My friend working in an ISP has cleared the mystery for me - it's Cloudflare's Warp product (a semi-VPN (in the "teleport to other countries" sense, not the original definition)), which can be used for free, and I'm not shocked that it is being abused. Cloudflare has also categorically denied that their Worker product allows SSH connections - it is simply not designed for that, apparently.

So I don't know how to respond to this specifically except that I didn't know Cloudflare offers a VPN (apparently a limited knocked-down one though) and I'm pretty sure that other people in other ASes scan the default SSH port - in fact, I see more and more scans from ASes of cloud providers than residential ASes, whereas five years ago I mainly saw Chinese and Brazilian residential ISPs.

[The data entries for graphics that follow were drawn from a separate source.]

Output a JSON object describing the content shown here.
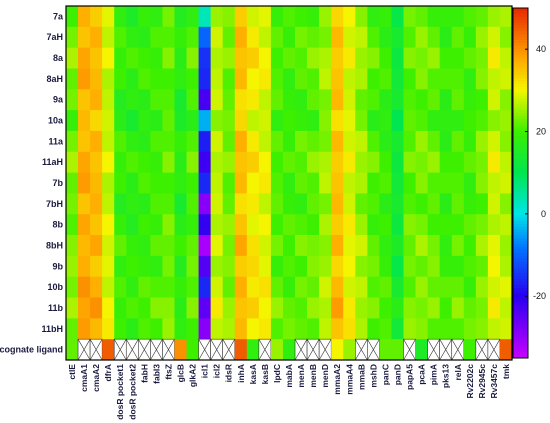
{
  "chart_data": {
    "type": "heatmap",
    "title": "",
    "rows": [
      "7a",
      "7aH",
      "8a",
      "8aH",
      "9a",
      "10a",
      "11a",
      "11aH",
      "7b",
      "7bH",
      "8b",
      "8bH",
      "9b",
      "10b",
      "11b",
      "11bH"
    ],
    "ligand_row_label": "cognate ligand",
    "columns": [
      "ctlE",
      "cmaA1",
      "cmaA2",
      "dfrA",
      "dosR pocket1",
      "dosR pocket2",
      "fabH",
      "fabI3",
      "ftsZ",
      "glcB",
      "glkA2",
      "icl1",
      "icl2",
      "idsR",
      "inhA",
      "kasA",
      "kasB",
      "lpdC",
      "mabA",
      "menA",
      "menB",
      "menD",
      "mmaA2",
      "mmaA4",
      "mmaB",
      "mshD",
      "panC",
      "panD",
      "papA5",
      "pcaA",
      "pimA",
      "pks13",
      "relA",
      "Rv2202c",
      "Rv2945c",
      "Rv3457c",
      "tmk"
    ],
    "value_range": [
      -35,
      50
    ],
    "colorbar_ticks": [
      40,
      20,
      0,
      -20
    ],
    "column_base_values": [
      22,
      36,
      35,
      27,
      18,
      17,
      18,
      19,
      21,
      16,
      20,
      -10,
      26,
      22,
      34,
      30,
      28,
      20,
      19,
      20,
      21,
      24,
      34,
      28,
      24,
      20,
      18,
      12,
      21,
      22,
      21,
      18,
      20,
      19,
      22,
      27,
      25
    ],
    "row_offsets": [
      0,
      1,
      2,
      1,
      0,
      -1,
      1,
      2,
      1,
      0,
      1,
      2,
      1,
      2,
      3,
      2
    ],
    "icl1_column_values": [
      2,
      -8,
      -15,
      -18,
      -22,
      -5,
      -15,
      -22,
      -18,
      -28,
      -22,
      -30,
      -24,
      -18,
      -24,
      -30
    ],
    "cognate_ligand": [
      22,
      "none",
      "none",
      45,
      "none",
      "none",
      "none",
      "none",
      "none",
      40,
      20,
      "none",
      "none",
      "none",
      45,
      18,
      "none",
      25,
      18,
      "none",
      "none",
      "none",
      30,
      25,
      "none",
      "none",
      22,
      22,
      "none",
      15,
      "none",
      "none",
      "none",
      20,
      "none",
      "none",
      45
    ]
  }
}
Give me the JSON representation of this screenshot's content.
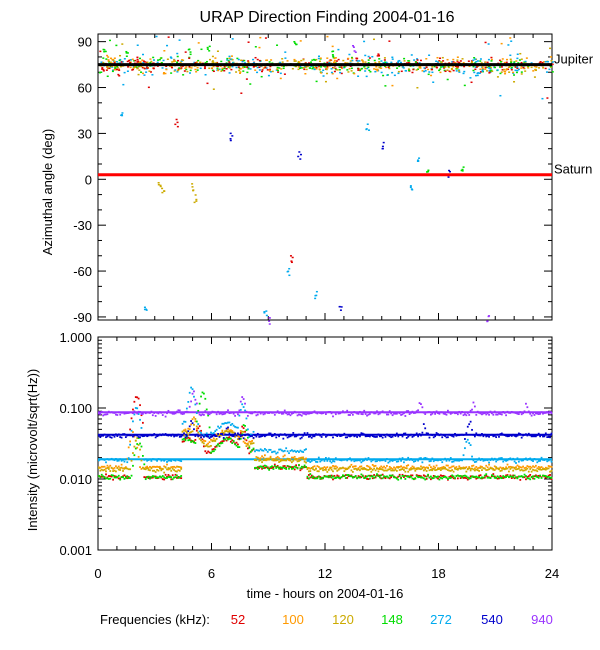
{
  "chart_data": [
    {
      "type": "scatter",
      "title": "URAP Direction Finding  2004-01-16",
      "ylabel": "Azimuthal angle (deg)",
      "xlim": [
        0,
        24
      ],
      "ylim": [
        -92,
        95
      ],
      "xticks": [
        0,
        6,
        12,
        18,
        24
      ],
      "yticks": [
        -90,
        -60,
        -30,
        0,
        30,
        60,
        90
      ],
      "grid": false,
      "reference_lines": [
        {
          "name": "Jupiter",
          "y": 75,
          "color": "#000000"
        },
        {
          "name": "Saturn",
          "y": 3,
          "color": "#ff0000"
        }
      ],
      "series": [
        {
          "name": "52",
          "color": "#e00000",
          "x": [
            0.2,
            1.0,
            2.0,
            4.1,
            8.2,
            10.2,
            14.8,
            19.0
          ],
          "y": [
            73,
            70,
            78,
            37,
            76,
            -52,
            80,
            75
          ]
        },
        {
          "name": "100",
          "color": "#ff9900",
          "x": [
            0.5,
            3.5,
            7.5,
            12.5,
            17.0,
            21.5
          ],
          "y": [
            80,
            72,
            71,
            78,
            73,
            70
          ]
        },
        {
          "name": "120",
          "color": "#ccaa00",
          "x": [
            3.2,
            3.4,
            5.0,
            5.1,
            6.0,
            11.0
          ],
          "y": [
            -3,
            -8,
            -5,
            -12,
            76,
            74
          ]
        },
        {
          "name": "148",
          "color": "#00dd00",
          "x": [
            0.3,
            1.5,
            4.8,
            5.8,
            10.4,
            12.4,
            17.4,
            19.2
          ],
          "y": [
            85,
            82,
            84,
            86,
            88,
            83,
            5,
            8
          ]
        },
        {
          "name": "272",
          "color": "#00aaee",
          "x": [
            1.2,
            2.5,
            8.8,
            10.0,
            11.5,
            14.2,
            16.5,
            16.9,
            20.0
          ],
          "y": [
            44,
            -83,
            -86,
            -60,
            -75,
            35,
            -5,
            12,
            68
          ]
        },
        {
          "name": "540",
          "color": "#0000cc",
          "x": [
            7.0,
            10.6,
            12.8,
            15.0,
            18.5
          ],
          "y": [
            28,
            16,
            -83,
            22,
            4
          ]
        },
        {
          "name": "940",
          "color": "#9933ff",
          "x": [
            9.0,
            13.5,
            20.6
          ],
          "y": [
            -92,
            86,
            -90
          ]
        }
      ]
    },
    {
      "type": "scatter",
      "ylabel": "Intensity (microvolt/sqrt(Hz))",
      "xlabel": "time - hours on 2004-01-16",
      "xlim": [
        0,
        24
      ],
      "ylim": [
        0.001,
        1.0
      ],
      "y_scale": "log",
      "xticks": [
        0,
        6,
        12,
        18,
        24
      ],
      "yticks": [
        0.001,
        0.01,
        0.1,
        1.0
      ],
      "ytick_labels": [
        "0.001",
        "0.010",
        "0.100",
        "1.000"
      ],
      "grid": false,
      "reference_lines": [
        {
          "y": 0.087,
          "color": "#9933ff"
        },
        {
          "y": 0.042,
          "color": "#0000cc"
        },
        {
          "y": 0.019,
          "color": "#00aaee"
        }
      ],
      "series": [
        {
          "name": "52",
          "color": "#e00000",
          "baseline": 0.011,
          "bursts": [
            [
              2.0,
              0.17
            ],
            [
              5.3,
              0.06
            ],
            [
              7.6,
              0.06
            ]
          ]
        },
        {
          "name": "100",
          "color": "#ff9900",
          "baseline": 0.015,
          "bursts": [
            [
              1.8,
              0.05
            ],
            [
              5.0,
              0.08
            ],
            [
              7.5,
              0.05
            ]
          ]
        },
        {
          "name": "120",
          "color": "#ccaa00",
          "baseline": 0.014,
          "bursts": [
            [
              2.0,
              0.04
            ],
            [
              5.1,
              0.07
            ],
            [
              7.6,
              0.05
            ]
          ]
        },
        {
          "name": "148",
          "color": "#00dd00",
          "baseline": 0.011,
          "bursts": [
            [
              2.1,
              0.04
            ],
            [
              5.5,
              0.18
            ],
            [
              7.7,
              0.06
            ]
          ]
        },
        {
          "name": "272",
          "color": "#00aaee",
          "baseline": 0.019,
          "bursts": [
            [
              2.0,
              0.11
            ],
            [
              4.9,
              0.2
            ],
            [
              7.6,
              0.12
            ],
            [
              19.5,
              0.04
            ]
          ]
        },
        {
          "name": "540",
          "color": "#0000cc",
          "baseline": 0.042,
          "bursts": [
            [
              4.9,
              0.07
            ],
            [
              6.8,
              0.06
            ],
            [
              17.2,
              0.06
            ],
            [
              19.6,
              0.07
            ]
          ]
        },
        {
          "name": "940",
          "color": "#9933ff",
          "baseline": 0.087,
          "bursts": [
            [
              5.0,
              0.18
            ],
            [
              7.6,
              0.15
            ],
            [
              17.0,
              0.13
            ],
            [
              19.8,
              0.12
            ],
            [
              22.6,
              0.12
            ]
          ]
        }
      ]
    }
  ],
  "legend": {
    "label": "Frequencies (kHz):",
    "placement": "bottom",
    "items": [
      {
        "text": "52",
        "color": "#e00000"
      },
      {
        "text": "100",
        "color": "#ff9900"
      },
      {
        "text": "120",
        "color": "#ccaa00"
      },
      {
        "text": "148",
        "color": "#00dd00"
      },
      {
        "text": "272",
        "color": "#00aaee"
      },
      {
        "text": "540",
        "color": "#0000cc"
      },
      {
        "text": "940",
        "color": "#9933ff"
      }
    ]
  }
}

This is why I often move the SSH port - it's not that it improves my security posture, just so that the noise in the logs are minimised.

3 comments

> Cloudflare has also categorically denied that their Worker product allows SSH connections - it is simply not designed for that, apparently.

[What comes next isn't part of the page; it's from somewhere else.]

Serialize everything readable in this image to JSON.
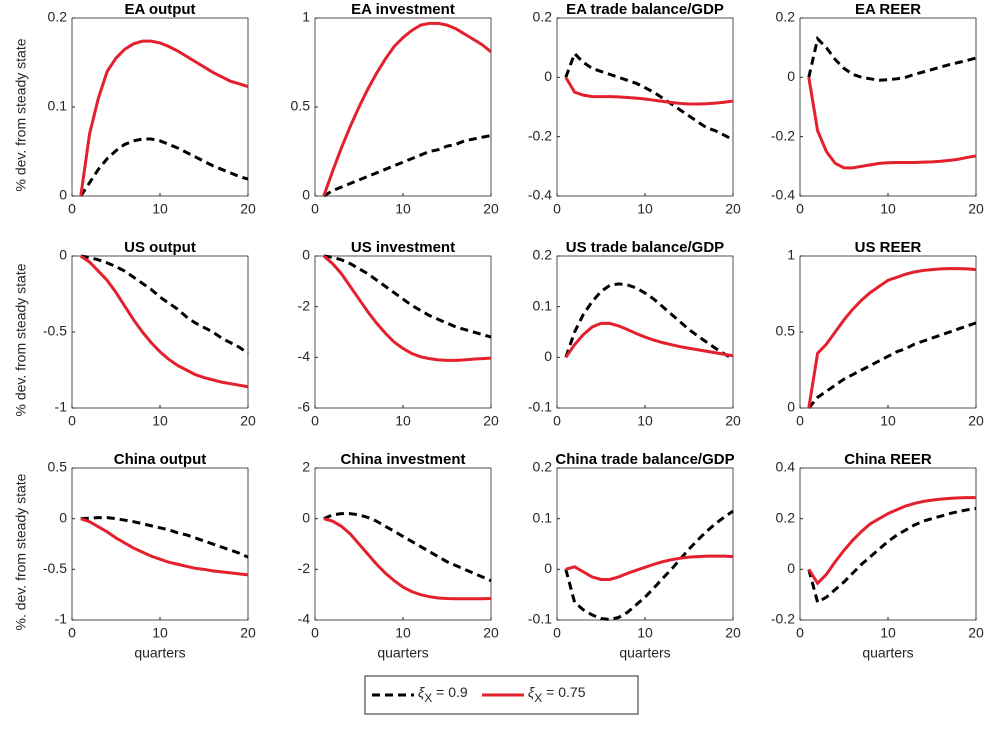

Hi, I'm the tech lead of Workers, so I'll clarify.

At present, Workers can only generate HTTP traffic, because the only API we've given Workers for network communications is `fetch()`, which is HTTP-specific. This similar to how in-browser JavaScript today cannot open arbitrary TCP connections, because there's no API for it. It's likely we'll add an API for arbitrary TCP eventually, but at the moment it's not possible that this traffic comes from Workers.

(As far as where it did come from, I don't have any internal knowledge, but WARP traffic (that's our VPN-like service) seems like an obvious explanation to me.)

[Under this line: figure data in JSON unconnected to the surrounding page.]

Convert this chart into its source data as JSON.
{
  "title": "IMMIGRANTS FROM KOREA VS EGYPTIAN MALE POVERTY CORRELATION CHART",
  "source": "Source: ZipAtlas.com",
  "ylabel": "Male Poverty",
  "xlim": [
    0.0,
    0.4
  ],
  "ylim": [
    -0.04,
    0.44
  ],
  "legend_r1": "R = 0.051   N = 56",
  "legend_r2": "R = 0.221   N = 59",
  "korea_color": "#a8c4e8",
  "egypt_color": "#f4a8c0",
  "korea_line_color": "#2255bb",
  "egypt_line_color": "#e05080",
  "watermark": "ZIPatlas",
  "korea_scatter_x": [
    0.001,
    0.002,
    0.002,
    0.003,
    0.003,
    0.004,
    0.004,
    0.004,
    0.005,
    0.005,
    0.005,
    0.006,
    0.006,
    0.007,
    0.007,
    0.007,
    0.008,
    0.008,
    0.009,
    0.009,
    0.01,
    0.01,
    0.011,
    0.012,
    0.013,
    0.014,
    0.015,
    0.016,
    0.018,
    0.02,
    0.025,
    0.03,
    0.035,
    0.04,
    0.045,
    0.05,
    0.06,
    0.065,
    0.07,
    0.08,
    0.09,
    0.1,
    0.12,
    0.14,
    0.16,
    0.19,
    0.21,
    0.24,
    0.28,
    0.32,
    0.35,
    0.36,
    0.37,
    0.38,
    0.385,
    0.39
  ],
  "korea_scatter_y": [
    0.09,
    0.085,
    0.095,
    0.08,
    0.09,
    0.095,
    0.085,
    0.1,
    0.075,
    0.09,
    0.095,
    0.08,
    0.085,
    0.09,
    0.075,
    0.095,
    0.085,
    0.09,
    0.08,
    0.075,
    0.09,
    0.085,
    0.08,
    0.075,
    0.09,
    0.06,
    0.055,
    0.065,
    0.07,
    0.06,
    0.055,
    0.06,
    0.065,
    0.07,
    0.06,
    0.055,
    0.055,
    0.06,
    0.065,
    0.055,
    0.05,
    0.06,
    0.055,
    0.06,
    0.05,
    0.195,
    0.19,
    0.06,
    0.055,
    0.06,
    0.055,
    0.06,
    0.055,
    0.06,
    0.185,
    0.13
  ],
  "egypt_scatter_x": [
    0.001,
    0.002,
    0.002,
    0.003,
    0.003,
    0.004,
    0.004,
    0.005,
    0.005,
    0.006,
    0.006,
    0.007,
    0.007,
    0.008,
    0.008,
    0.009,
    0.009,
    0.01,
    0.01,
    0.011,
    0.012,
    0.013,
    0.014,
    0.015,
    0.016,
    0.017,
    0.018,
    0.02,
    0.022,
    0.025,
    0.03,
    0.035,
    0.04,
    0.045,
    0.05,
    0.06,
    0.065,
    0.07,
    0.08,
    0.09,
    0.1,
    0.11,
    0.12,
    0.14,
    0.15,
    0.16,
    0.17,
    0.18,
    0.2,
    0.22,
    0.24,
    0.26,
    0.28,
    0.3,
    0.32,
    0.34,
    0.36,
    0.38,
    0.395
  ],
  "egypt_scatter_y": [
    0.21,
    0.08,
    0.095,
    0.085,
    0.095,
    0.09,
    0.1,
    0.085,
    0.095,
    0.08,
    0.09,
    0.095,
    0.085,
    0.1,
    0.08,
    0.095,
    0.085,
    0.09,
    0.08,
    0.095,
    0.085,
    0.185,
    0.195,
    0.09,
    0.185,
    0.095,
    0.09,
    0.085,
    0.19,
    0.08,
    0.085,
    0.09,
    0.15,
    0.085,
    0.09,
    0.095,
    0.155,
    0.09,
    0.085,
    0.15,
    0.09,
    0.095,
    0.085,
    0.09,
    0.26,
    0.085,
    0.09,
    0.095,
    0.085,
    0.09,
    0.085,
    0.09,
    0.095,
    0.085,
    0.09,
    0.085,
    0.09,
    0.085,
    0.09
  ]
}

His dump of packets shows an MSS of 1380 versus the more common default 1460, which sounds like it's coming from something with tunneled traffic. MSS 1380 would correspond to a source MTU of 1420, which is a typical default for a GRE tunnel in IPv4sec Tunnel mode. Pretty sure that's what WARP is.
WARP is Wireguard but yeah, otherwise this is pretty much on point. Traffic is tunneled, likely just a random WARP user abusing Cloudflares free VPN service to do some scanning.
Ah, okay. Google searches suggests the default MTU on Wireguard is also 1420, which would produce an MSS of 1380. So that makes sense.
a semi-VPN (in the "teleport to other countries" sense, not the original definition)

It's weird how the "VPN providers" have taken that acronym and turned it into what is basically another synonym for "proxy".

FYI the WARP VPN is _not anonymizing_ and doesn’t claim to be. If you connect through WARP to a website behind Cloudflare, they will include your real IP in a header.

The main point of WARP is to circumvent ISP traffic shaping (which works quite well btw).

I mean, I just learned about Warp because of this, so if there are misunderstandings that my friend didn't think to clarify (probably because she thought that I already knew Warp), then apologies. The HN edit clock has since been long-expired, so I cannot add corrections about this.